Chi stiamo servendo: il bene comune o la carriera personale? Il popolo o lo stemma? Il municipio o la sezione? Il tricolore o la bandiera del partito? A chi facciamo pagare l’estratto conto dei nostri ritardi? La bolletta dei nostri sterili blateramenti? Le cambiali, purtroppo spesso rinnovate, di una fiducia sistematicamente tradita?”.
Sono parole che tanti hanno già dimenticato, ma che restano scolpite nella memoria di chi crede ancora nella democrazia come servizio. Sono passati 10 anni, ma le parole di don Tonino appaiono di straordinaria attualità. Dov’è la borghesia illuminata di questa città, dove sono gli intellettuali, dov’è finita la cultura, dov’è quella società civile che puntava al rinnovamento? Certo, si tratta di una minoranza, ma crediamo che si stia trasformando tristemente in una “minoranza silenziosa”, incapace di farsi maggioranza. Divisa, sconfitta, indifferente alla politica. Dov’è finito quell’orgoglio cittadino che in passato ci è stato invidiato?
E l’opposizione che fa? Una parte del cosiddetto “centro” (Cimillo e Centrone) si è “acquietata” per un piatto di lenticchie. Il centro-sinistra, dal canto suo, cosa offre o propone? Nulla. Sconfitto anch’esso, diviso e incerto sul futuro, lascia che la città sia governata da una classe dirigente di basso profilo che la rappresenta fin nelle massime istituzioni.
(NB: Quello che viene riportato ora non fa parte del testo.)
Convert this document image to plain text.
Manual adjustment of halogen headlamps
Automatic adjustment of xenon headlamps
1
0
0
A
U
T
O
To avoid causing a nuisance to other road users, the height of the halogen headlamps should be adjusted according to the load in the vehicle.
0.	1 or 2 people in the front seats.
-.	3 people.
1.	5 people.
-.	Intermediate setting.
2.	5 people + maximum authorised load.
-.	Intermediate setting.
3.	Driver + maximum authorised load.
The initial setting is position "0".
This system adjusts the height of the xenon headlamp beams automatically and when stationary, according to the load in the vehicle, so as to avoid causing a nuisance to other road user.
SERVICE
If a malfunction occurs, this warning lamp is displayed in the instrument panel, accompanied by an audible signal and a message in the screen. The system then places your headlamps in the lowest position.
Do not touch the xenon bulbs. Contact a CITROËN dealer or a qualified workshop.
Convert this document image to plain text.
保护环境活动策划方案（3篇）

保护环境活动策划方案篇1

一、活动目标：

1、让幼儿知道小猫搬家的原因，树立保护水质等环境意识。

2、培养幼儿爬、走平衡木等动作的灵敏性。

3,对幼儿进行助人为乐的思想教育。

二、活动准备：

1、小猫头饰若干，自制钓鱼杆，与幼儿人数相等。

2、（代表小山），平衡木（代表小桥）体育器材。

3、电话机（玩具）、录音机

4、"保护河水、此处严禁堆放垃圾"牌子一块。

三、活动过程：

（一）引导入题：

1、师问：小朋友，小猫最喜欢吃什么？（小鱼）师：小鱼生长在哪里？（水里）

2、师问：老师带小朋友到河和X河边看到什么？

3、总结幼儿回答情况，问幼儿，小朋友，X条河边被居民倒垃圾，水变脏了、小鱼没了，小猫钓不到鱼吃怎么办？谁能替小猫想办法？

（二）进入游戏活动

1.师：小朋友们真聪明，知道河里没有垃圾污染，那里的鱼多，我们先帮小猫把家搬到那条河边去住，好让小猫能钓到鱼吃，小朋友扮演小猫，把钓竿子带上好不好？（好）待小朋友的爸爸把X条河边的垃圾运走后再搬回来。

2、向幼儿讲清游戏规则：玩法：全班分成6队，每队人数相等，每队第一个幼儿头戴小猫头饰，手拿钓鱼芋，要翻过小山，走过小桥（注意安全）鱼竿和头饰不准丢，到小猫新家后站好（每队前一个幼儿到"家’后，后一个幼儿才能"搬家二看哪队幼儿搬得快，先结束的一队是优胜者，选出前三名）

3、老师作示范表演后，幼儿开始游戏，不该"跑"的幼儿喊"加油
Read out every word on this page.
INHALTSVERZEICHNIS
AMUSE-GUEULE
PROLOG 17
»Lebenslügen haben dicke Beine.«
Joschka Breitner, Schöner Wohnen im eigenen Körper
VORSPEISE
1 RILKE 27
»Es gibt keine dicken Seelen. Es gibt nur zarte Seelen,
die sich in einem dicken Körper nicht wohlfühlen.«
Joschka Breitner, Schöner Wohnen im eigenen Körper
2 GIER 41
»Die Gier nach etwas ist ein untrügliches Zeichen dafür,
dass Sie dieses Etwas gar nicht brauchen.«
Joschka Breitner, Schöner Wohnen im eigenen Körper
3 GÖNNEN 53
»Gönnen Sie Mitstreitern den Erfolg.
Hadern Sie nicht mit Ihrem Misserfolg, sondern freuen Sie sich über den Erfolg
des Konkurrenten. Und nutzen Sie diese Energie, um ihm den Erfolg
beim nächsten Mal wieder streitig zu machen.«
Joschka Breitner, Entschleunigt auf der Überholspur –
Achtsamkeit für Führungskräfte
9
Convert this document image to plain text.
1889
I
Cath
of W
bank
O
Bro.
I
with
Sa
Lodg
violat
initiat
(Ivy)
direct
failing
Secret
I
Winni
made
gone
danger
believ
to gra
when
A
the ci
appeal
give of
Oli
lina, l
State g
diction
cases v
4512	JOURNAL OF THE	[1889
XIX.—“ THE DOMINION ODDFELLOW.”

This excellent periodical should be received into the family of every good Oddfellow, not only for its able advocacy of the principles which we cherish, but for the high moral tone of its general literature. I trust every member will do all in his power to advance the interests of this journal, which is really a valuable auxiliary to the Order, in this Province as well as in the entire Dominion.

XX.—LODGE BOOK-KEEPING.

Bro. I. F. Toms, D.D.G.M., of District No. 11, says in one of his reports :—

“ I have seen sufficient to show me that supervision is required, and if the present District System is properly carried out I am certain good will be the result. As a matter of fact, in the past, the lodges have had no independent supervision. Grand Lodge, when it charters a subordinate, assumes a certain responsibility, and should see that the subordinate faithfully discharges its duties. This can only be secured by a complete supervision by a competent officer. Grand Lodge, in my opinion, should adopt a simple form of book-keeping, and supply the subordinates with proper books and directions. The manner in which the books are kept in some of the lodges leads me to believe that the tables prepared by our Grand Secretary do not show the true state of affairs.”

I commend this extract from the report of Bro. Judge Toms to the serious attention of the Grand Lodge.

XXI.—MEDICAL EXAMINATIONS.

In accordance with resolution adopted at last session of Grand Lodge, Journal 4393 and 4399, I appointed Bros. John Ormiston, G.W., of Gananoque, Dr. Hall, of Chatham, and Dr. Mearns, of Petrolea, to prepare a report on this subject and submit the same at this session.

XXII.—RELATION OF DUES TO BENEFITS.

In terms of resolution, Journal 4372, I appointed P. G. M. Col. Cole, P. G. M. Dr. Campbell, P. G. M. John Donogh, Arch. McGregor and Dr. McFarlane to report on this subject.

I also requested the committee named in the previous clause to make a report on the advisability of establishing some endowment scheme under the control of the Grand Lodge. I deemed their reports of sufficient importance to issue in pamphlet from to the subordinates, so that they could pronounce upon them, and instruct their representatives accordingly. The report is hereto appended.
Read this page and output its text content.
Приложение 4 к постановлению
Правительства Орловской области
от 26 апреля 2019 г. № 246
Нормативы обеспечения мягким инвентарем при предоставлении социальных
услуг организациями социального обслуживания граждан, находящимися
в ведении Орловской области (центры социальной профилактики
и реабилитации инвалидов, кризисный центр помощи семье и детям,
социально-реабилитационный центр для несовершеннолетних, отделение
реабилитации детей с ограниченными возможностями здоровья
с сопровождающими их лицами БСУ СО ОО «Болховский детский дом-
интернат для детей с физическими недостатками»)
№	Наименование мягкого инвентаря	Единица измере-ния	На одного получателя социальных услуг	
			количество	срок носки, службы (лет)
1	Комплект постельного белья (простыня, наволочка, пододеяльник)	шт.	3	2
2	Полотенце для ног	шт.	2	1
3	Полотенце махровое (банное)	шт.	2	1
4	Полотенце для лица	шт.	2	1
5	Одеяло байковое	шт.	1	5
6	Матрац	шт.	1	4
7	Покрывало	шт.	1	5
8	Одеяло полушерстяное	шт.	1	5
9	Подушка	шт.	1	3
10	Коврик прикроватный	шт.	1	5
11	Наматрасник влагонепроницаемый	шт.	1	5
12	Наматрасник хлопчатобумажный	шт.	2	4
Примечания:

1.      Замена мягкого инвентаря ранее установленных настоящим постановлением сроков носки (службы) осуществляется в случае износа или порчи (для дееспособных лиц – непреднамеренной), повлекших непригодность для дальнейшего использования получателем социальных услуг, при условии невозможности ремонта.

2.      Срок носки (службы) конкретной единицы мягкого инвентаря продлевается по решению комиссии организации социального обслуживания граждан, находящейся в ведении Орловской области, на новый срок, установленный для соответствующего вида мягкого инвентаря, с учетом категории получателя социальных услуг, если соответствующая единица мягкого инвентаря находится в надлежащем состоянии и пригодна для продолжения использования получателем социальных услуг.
Un ceto politico culturalmente infimo, che pensa solo a conquistare e conservare a tutti i costi quella poltrona miracolosamente conquistata.
E’ accettabile questa rassegnazione al declino? E’ giusta l’egoistica indifferenza che ci pervade? Nessuno pensa al futuro, almeno quello dei propri figli? Se una città non pensa al futuro, il suo declino è segnato. Lo insegna la storia. Ma non ha scolari. Aveva ragione Cicerone.